Elsewhere at Free Press, senior editor Emily Loose preempted world rights to a new business novel by Jeff Cox, coauthor of Eliyahu Goldratt's 1984 bestseller The Goal; Cathy Hemming made the sale, her first in her new affiliation with McCormick & Williams. In the tradition of The Goal, Velocity is about how to combine the techniques of Lean Thinking, Six Sigma and the Theory of Constraints into a more powerful continuous improvement process. Cox is writing with two principals of the Goldratt Institute, both leading implementers of the Velocity approach. Planned pub date is January 2010.

Bailout History

Crown senior editor Sean Desmond has acquired a history of the congressional bailout of the financial markets by Sen. Christopher J. Dodd with Lary Bloom. Titled Thirteen Days: How the Financial Crisis Changed the Politics of Washington, the book will provide an intimate look at how, over the course of 13 days last September, a financial crisis led to panic and meltdown. Dodd, the chair of the Senate banking committee, will also describe how he and others acted swiftly to try to save the American economy. Crown has world rights via Esther Newberg and will publish this June.

Touchstone Gets Grier

Sulay Hernandez at Touchstone Fireside bought world English rights to comedian David Alan Grier's Barack Like Me: My Life According to the Chocolate Theory; Kirby Kim at Endeavor made the sale. In the book, Grier, the executive producer, writer and host of Comedy Central's The Chocolate News, will share his views on the melting pot of American culture and postracial, postgender politics.
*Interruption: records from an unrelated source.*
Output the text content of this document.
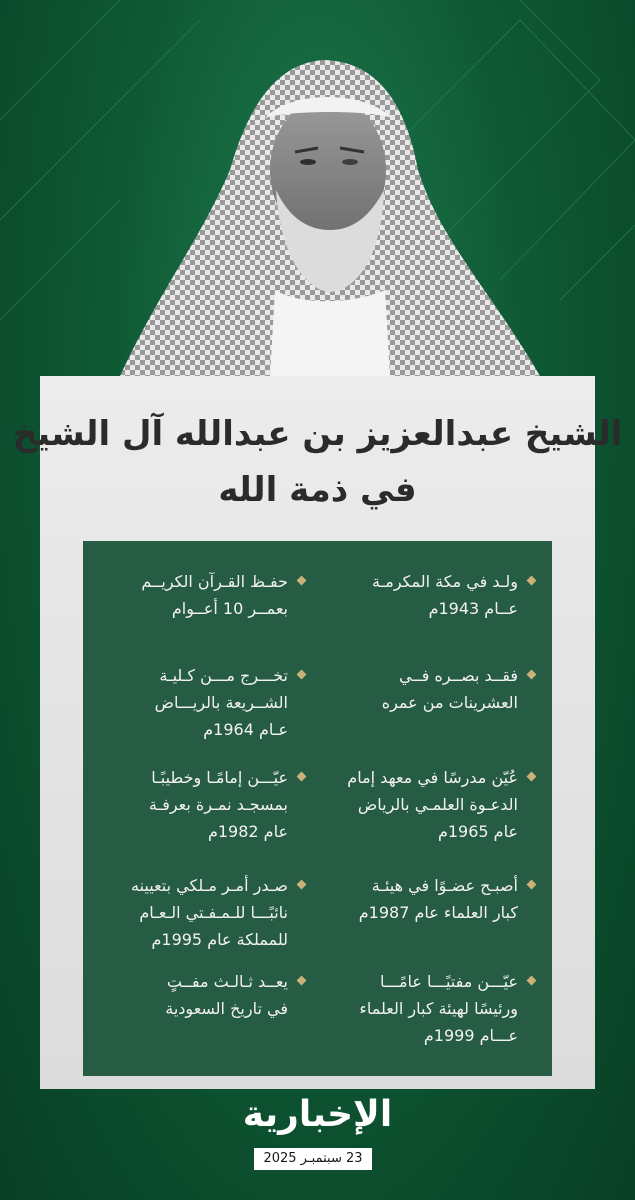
الشيخ عبدالعزيز بن عبدالله آل الشيخ
في ذمة الله
ولـد في مكة المكرمـة
عــام 1943م
فقــد بصــره فــي
العشرينات من عمره
عُيّن مدرسًا في معهد إمام
الدعـوة العلمـي بالرياض
عام 1965م
أصبـح عضـوًا في هيئـة
كبار العلماء عام 1987م
عيّـــن مفتيًـــا عامًـــا
ورئيسًا لهيئة كبار العلماء
عـــام 1999م
حفـظ القـرآن الكريــم
بعمــر 10 أعــوام
تخـــرج مـــن كـليـة
الشــريعة بالريـــاض
عـام 1964م
عيّـــن إمامًـا وخطيبًـا
بمسجـد نمـرة بعرفـة
عام 1982م
صـدر أمـر مـلكي بتعيينه
نائبًـــا للـمـفـتي الـعـام
للمملكة عام 1995م
يعــد ثـالـث مفــتٍ
في تاريخ السعودية
الإخبارية
23 سبتمبـر 2025
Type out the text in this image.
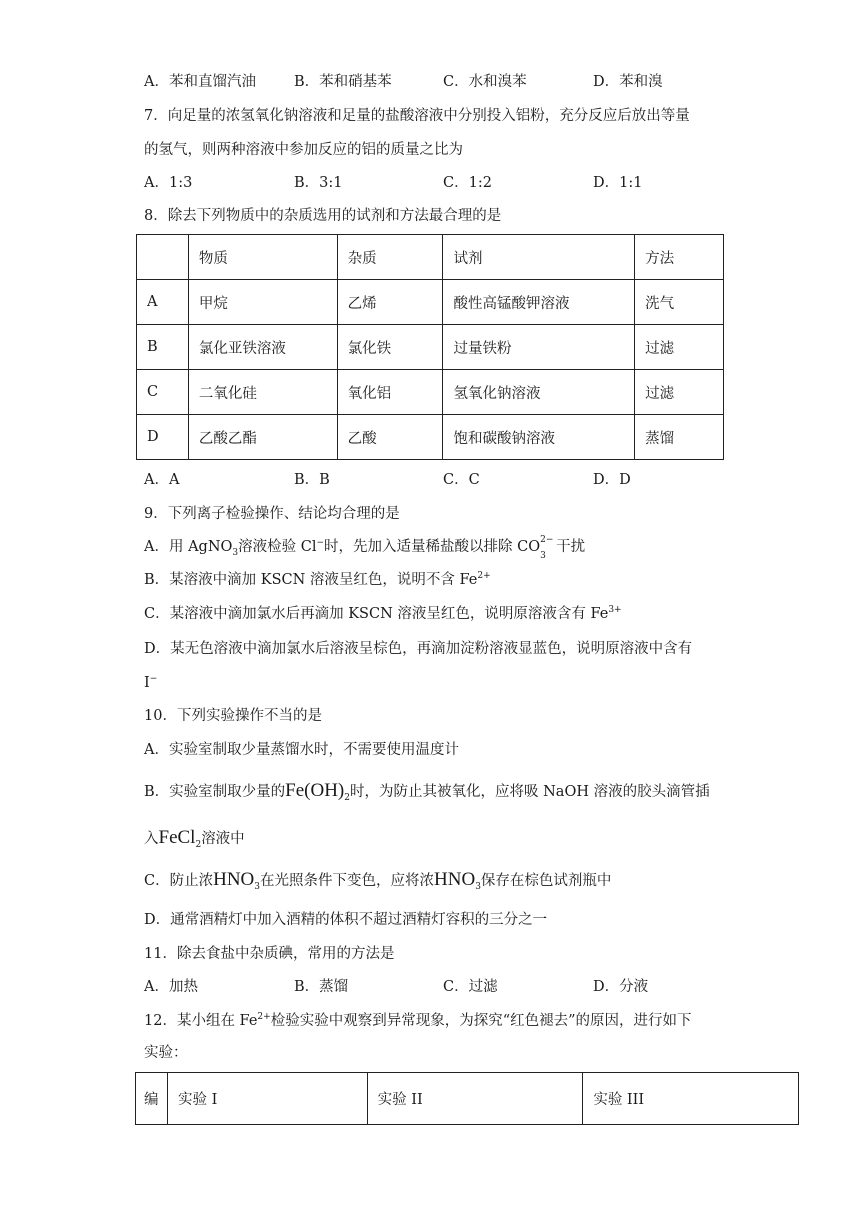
A．苯和直馏汽油	B．苯和硝基苯	C．水和溴苯	D．苯和溴
7．向足量的浓氢氧化钠溶液和足量的盐酸溶液中分别投入铝粉，充分反应后放出等量
的氢气，则两种溶液中参加反应的铝的质量之比为
A．1:3	B．3:1	C．1:2	D．1:1
8．除去下列物质中的杂质选用的试剂和方法最合理的是
	物质	杂质	试剂	方法
A	甲烷	乙烯	酸性高锰酸钾溶液	洗气
B	氯化亚铁溶液	氯化铁	过量铁粉	过滤
C	二氧化硅	氧化铝	氢氧化钠溶液	过滤
D	乙酸乙酯	乙酸	饱和碳酸钠溶液	蒸馏
A．A	B．B	C．C	D．D
9．下列离子检验操作、结论均合理的是
A．用 AgNO$_3$溶液检验 Cl−时，先加入适量稀盐酸以排除 CO 2−
3
干扰
B．某溶液中滴加 KSCN 溶液呈红色，说明不含 $Fe^{2+}$
C．某溶液中滴加氯水后再滴加 KSCN 溶液呈红色，说明原溶液含有 $Fe^{3+}$
D．某无色溶液中滴加氯水后溶液呈棕色，再滴加淀粉溶液显蓝色，说明原溶液中含有
I−
10．下列实验操作不当的是
A．实验室制取少量蒸馏水时，不需要使用温度计
B．实验室制取少量的$Fe(OH)_2$时，为防止其被氧化，应将吸 NaOH 溶液的胶头滴管插
入FeCl$_2$溶液中
C．防止浓$HNO_3$在光照条件下变色，应将浓$HNO_3$保存在棕色试剂瓶中
D．通常酒精灯中加入酒精的体积不超过酒精灯容积的三分之一
11．除去食盐中杂质碘，常用的方法是
A．加热	B．蒸馏	C．过滤	D．分液
12．某小组在 $Fe^{2+}$检验实验中观察到异常现象，为探究“红色褪去”的原因，进行如下
实验：
编	实验 I	实验 II	实验 III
Touchstone will publish this October.

A Woman in Cartoons

Ursula Cary at Chronicle won world English rights to Liza Donnelly's new visual humor book in an auction conducted by David Kuhn. The book, , still untitled, is organized by the decades of a woman's life—childhood, 20s, 30s, 40s, 50s, 60s and beyond—and will highlight the trials, tribulations and delights of growing up and living in the world as a woman. Through single-panel cartoons, graphs, pie charts and personal narratives, Donnelly will show how a woman's thoughts and experiences evolve over the course of her lifetime. She recently published Cartoon Marriage: Adventures in Love and Matrimony by the New Yorker's Cartooning Couple (Random House) with her husband, Michael Maslin.

The Briefing

Plume editor Signe Pike has signed up two new novels by Me & Mr. Darcy author Alexandra Potter via Stephanie Cabot at the Gernert Company, who sold North American rights. The first, The Lives of Miss Charlotte Merryweather, is set for 2010, with the second novel to pub in 2011. Me & Mr. Darcy was published by Ballantine.